Tutti felici e contenti alle spalle di chi fa fatica a mettere insieme il pranzo con la cena, mentre sarebbe bastato, una volta tanto, mostrare un po’ di coerenza con le tante promesse elettorali. Invece…
Ecco perché giudicare ridicola, falsa e ipocrita l’indignazione ora mostrata dal Pd è dire poco. C’è mai stato qualche mezzo di informazione che ha fatto sapere al cittadino i nomi dei deputati che si sono fatti beffe della decenza? Spulciando negli atti è venuto fuori l’elenco di chi ha tradito la fiducia popolare, ed è bene che il popolo ci mediti sopra, che comprende anche i nomi della cosiddetta minoranza interna del PD a partire da Bersani e Cuperlo in buona compagnia dei vari Rotta, Romano (transfuga di scelta civica), Realacci (difensore dell’ambiente), Quartapelle (che Renzi avrebbe voluto nominare addirittura ministro degli esteri), Richetti (finto oppositore di Renzi), Rosato (capogruppo del PD), Morani (vice capo gruppo PD), Giacomelli (sottosegretario allo sviluppo economico), Ascani (studente in filosofia), Garavini, (eletta all’estero), Gutgeld (consigliere economico di Renzi e responsabile della spending review), Fedi (eletto all’estero), Epifani (ex segretario generale della CGIL e ex segretario del partito), Carloni (moglie di Bassolino), Giachetti (aspirante a perdere sindaco di Roma) Porta (eletto all’estero) e tanti altri. Qualcuno potrebbe dire che in questa lista non ci sono altri nomi importanti del PD. Niente paura se si va a controllare il sito delle votazioni si scoprirà che non hanno avuto un sussulto di dignità per votare a favore, ma erano semplicemente assenti (Amici, Bindi, Boccuzzi, Boccia, Carbone, Boschi, Bonifazi, Colaninno, De Micheli, D’Attorre, Fiano, Farina (eletto all’estero) Gentiloni, Guerini, Migliore, Orfini, Morassut, Santelli, Scalfarotto, Stumpo, Speranza, Zoggia, Tinagli, Damiano, Madia, Franceschini, Fioroni, Orlando).

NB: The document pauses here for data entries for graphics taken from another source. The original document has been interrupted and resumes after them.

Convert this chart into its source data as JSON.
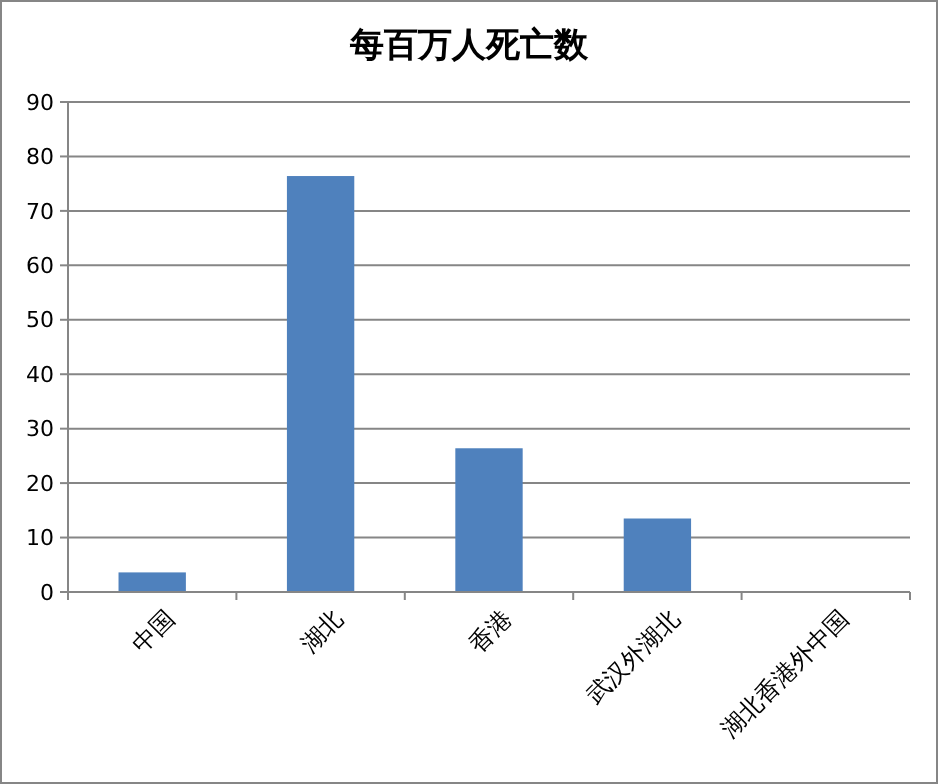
{
  "chart_data": {
    "type": "bar",
    "title": "每百万人死亡数",
    "categories": [
      "中国",
      "湖北",
      "香港",
      "武汉外湖北",
      "湖北香港外中国"
    ],
    "values": [
      3.6,
      76.4,
      26.4,
      13.5,
      0
    ],
    "color": "#4f81bd",
    "ylim": [
      0,
      90
    ],
    "yticks": [
      0,
      10,
      20,
      30,
      40,
      50,
      60,
      70,
      80,
      90
    ],
    "grid": "y"
  }
}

E poi si domandano ancora come mai il PD dal 40,8% delle elezioni europee sia sceso al limite del 30% ed abbia clamorosamente perso le elezioni amministrative in 18 Comuni su 19 ballottaggi! Si rassegnino. È solo questione di tempo per vedere la fine dei loro privilegi e dei loro amici dell’establishment.